The guidance is actually part of the SFO’s Operational Handbook, which by its terms is “internal guidance” for the SFO only, “and is published on the SFO’s website solely in the interests of transparency.” As part of the internal Operational Handbook, the new document disclaims that it provides legal advice and warns that it “should not therefore be relied on as the basis for any legal advice or decision.”

With those caveats in mind, let’s look at what’s in the new document.

It outlines the stages at which the SFO will examine a company’s compliance: at the time of the alleged offending, when a decision is being made on whether to charge the company and, in some cases, in the future when introducing and maintaining an effective compliance program as a condition of avoiding prosecution.

The new guidance pays close attention to the six principles detailed in the Bribery Act guidance published in 2011 by the Ministry of Justice. So it goes on in some detail about the importance of proportionate procedures, top-level commitment, risk assessment, due diligence, communication and training and monitoring and review.

This is all laudable. But it is hard not to see this as an opportunity missed.

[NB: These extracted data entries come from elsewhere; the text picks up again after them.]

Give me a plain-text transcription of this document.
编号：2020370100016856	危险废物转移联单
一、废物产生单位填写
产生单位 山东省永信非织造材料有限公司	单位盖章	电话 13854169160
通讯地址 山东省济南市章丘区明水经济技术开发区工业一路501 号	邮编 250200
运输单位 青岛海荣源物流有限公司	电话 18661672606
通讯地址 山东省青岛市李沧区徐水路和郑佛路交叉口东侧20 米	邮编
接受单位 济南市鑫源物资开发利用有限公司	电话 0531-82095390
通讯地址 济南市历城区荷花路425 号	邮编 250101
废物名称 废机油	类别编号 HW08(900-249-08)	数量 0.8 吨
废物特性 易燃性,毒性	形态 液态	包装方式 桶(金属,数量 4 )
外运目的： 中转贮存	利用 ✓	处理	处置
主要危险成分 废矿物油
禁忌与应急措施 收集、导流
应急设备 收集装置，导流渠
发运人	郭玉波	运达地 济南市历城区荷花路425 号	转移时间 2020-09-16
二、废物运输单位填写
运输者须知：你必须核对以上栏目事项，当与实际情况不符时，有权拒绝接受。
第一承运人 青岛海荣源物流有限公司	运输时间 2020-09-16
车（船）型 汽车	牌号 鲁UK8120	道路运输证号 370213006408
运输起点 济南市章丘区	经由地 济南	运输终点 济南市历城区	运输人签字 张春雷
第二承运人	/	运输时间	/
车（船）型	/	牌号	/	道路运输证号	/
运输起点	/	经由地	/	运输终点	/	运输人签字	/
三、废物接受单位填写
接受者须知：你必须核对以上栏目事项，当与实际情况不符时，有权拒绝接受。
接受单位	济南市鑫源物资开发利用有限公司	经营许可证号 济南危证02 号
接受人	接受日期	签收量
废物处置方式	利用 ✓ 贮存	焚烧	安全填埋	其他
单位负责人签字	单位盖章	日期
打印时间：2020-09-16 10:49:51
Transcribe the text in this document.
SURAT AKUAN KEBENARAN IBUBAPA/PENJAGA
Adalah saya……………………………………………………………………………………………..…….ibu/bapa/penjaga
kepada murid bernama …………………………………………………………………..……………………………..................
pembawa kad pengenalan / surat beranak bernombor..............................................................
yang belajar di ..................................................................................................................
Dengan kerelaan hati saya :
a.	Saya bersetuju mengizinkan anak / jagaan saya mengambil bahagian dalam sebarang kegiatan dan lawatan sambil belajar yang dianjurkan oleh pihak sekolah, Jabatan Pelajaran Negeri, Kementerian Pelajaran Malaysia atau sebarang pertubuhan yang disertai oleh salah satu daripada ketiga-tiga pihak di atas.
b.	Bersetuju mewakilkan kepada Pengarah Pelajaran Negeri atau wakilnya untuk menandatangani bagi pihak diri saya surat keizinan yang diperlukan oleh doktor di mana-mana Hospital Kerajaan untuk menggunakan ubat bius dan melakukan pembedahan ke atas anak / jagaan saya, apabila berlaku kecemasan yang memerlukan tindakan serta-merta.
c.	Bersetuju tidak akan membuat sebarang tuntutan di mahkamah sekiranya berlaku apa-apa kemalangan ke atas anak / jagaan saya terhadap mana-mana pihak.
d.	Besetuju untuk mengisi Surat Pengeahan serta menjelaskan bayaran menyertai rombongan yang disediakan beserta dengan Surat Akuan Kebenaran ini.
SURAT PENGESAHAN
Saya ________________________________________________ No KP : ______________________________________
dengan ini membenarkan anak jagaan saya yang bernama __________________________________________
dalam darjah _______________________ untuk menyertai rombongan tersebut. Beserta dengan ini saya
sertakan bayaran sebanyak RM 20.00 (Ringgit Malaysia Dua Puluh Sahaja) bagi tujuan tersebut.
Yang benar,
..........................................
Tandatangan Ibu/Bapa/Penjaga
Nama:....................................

That is because this guidance isn’t really grasping the nettle and telling companies in cold, hard terms exactly what they should be doing. There is very little in what the SFO has just put out that can be classed as solid advice that companies can apply to their workplaces. Yes, there’s plenty of reference to principles – principles that have been available to examine for almost a decade – and a mildly interesting outline of how the SFO goes about its business. But there is little that is new or noteworthy.

We have known for years that the defense of adequate procedures is available. What the business world needs to know is just how the SFO weighs up precisely what it will consider adequate. And then there’s the issue of theory and practice: a company may have a well thought-out, carefully-developed compliance programme but where does it stand if that program fails to prevent wrongdoing? The SFO needs to come out and clarify where it stands when it comes to assessing a compliance program that has fallen short of its goals. We needed to know if such a program could ever be considered adequate and, if so, why. Unfortunately, we haven’t been given this.

A few months ago, the SFO’s General Counsel Sarah Lawson said that corporate compliance functions had to be well resourced and should not suffer as a result of cost cutting. Part of this, I believe, is because compliance cannot be done on a one-size-fits-all basis, due to the variations in companies’ size and structure, the nature of their business and the risks they face. That is why any guidance on such an important issue is always welcome — even it comes in the form of a new chapter inserted into the SFO’s internal Operational Handbook. It is hard, however, to muster much enthusiasm for what the SFO has just produced.

If we take the U.S. Department of Justice’s updated guidance Evaluation of Corporate Compliance Programs from 2019, it emphasises that a compliance program will only be genuinely effective if compliance personnel are empowered in a company. Its message essentially boils down to the importance of a compliance program being well designed, it being implemented effectively and in good faith and it working in practice. It is hard to see anyone using those words about what the SFO has just published.